I recently learned that a friend and co-worker stores his Tostitos in the fridge. As he seems to be an otherwise reasonable and forward-thinking person, I asked him why. His response was, “Well I keep the queso and salsa in there too, and don’t want the chip bag to make noise when I put it away, so I just keep them all in there together.” Apparently this is a wide-spread enough phenomenon that my partner, who is otherwise a shining beacon of all that is good and kind in humanity, didn’t think it was that weird and says she’s known other people to do this in the past. I’m 35 years old and work (worked?) in the live music industry, so I’ve seen some shit, but never have come across this kind of depravity before. My question is, basically, is this a sign of the end times?

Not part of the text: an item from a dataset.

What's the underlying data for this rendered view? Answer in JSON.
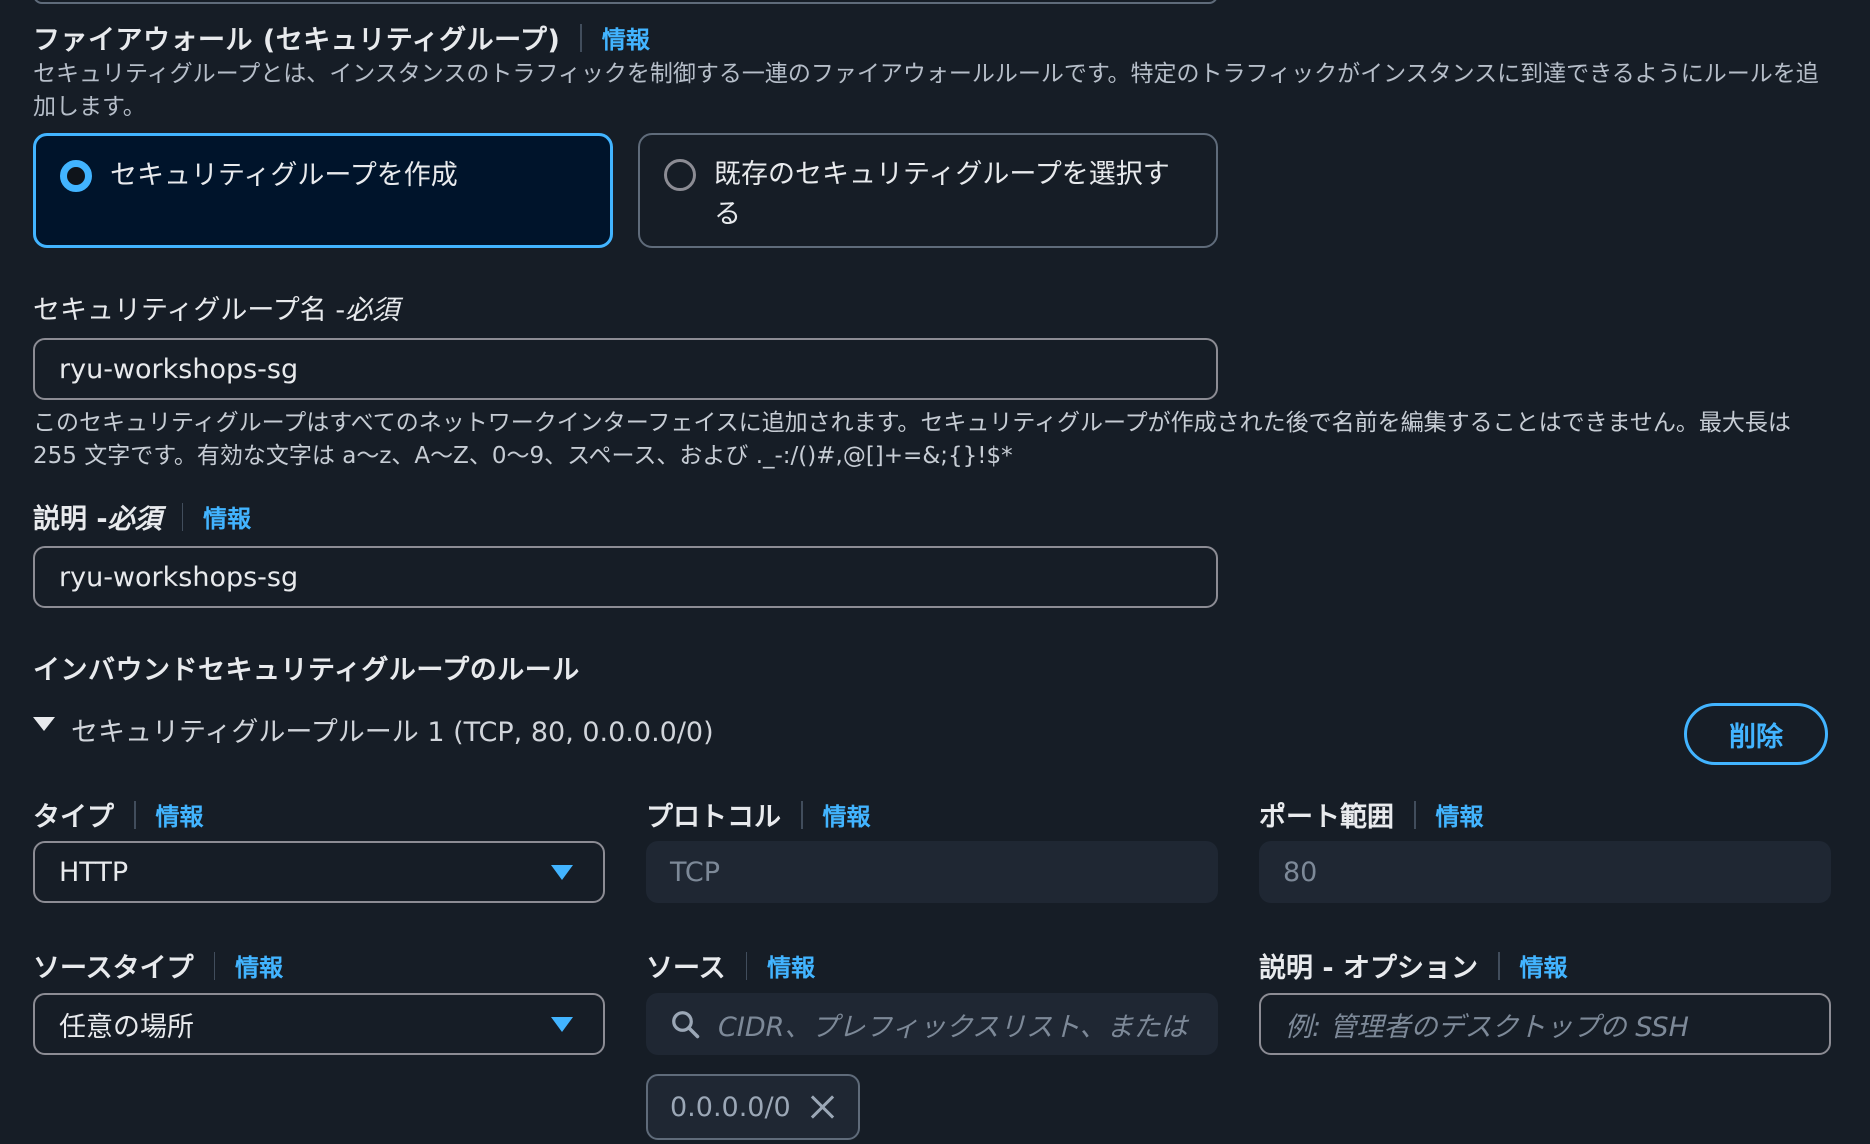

Probably not. I like my chips room temp, though. Cold chips are not optimal. Or you know how they’re warm when they come in the basket at a Mexican restaurant? That’s primo chip action. Don’t keep them shits on ice.

Email of the week!

Matt:

This spring, my company spent big money to renovate our offices from normal cubicles to half-assed open office cubicles that only have three walls. My new location is prime! I'm two cubicles away from the bathroom, saving me precious walking time when I use the spacious 4 stall, 3 urinal bathroom. Unfortunately, the bathroom, as I and anyone within a 12 cubicle radius found out, amplifies and echoes every sound that originates within it. We have a co-worker, let's call him Roger, who has a powerfully active digestive system. When he shits, the echoing sounds of his wet diarrheal farts cannot be contained by mere doors. He serenades the office with malodorous melodies that cause two reactions. First, the wave of disgust hits but, then, because farts will never not be funny, laughter can be heard from cubicles throughout the echo zone. Jokes are cracked, comments made and Teams chats blow up. To make matters worse, Roger is a hemorrhoidal asshole. So, no one will tell him we can hear him. But, I have grown tired of the signs of shitting and actually miss working from home, even though I pulled double duty as eLearning warden when I'm there. I've been thinking about posting signs in the stalls, warning users that they will be heard. Should I? Or is there a better way to handle? The situation has already been brought up to the bosses. But, they don't care since they have actual offices.

Do nothing. Let Roger be a secret punchline for the rest of his poopy career.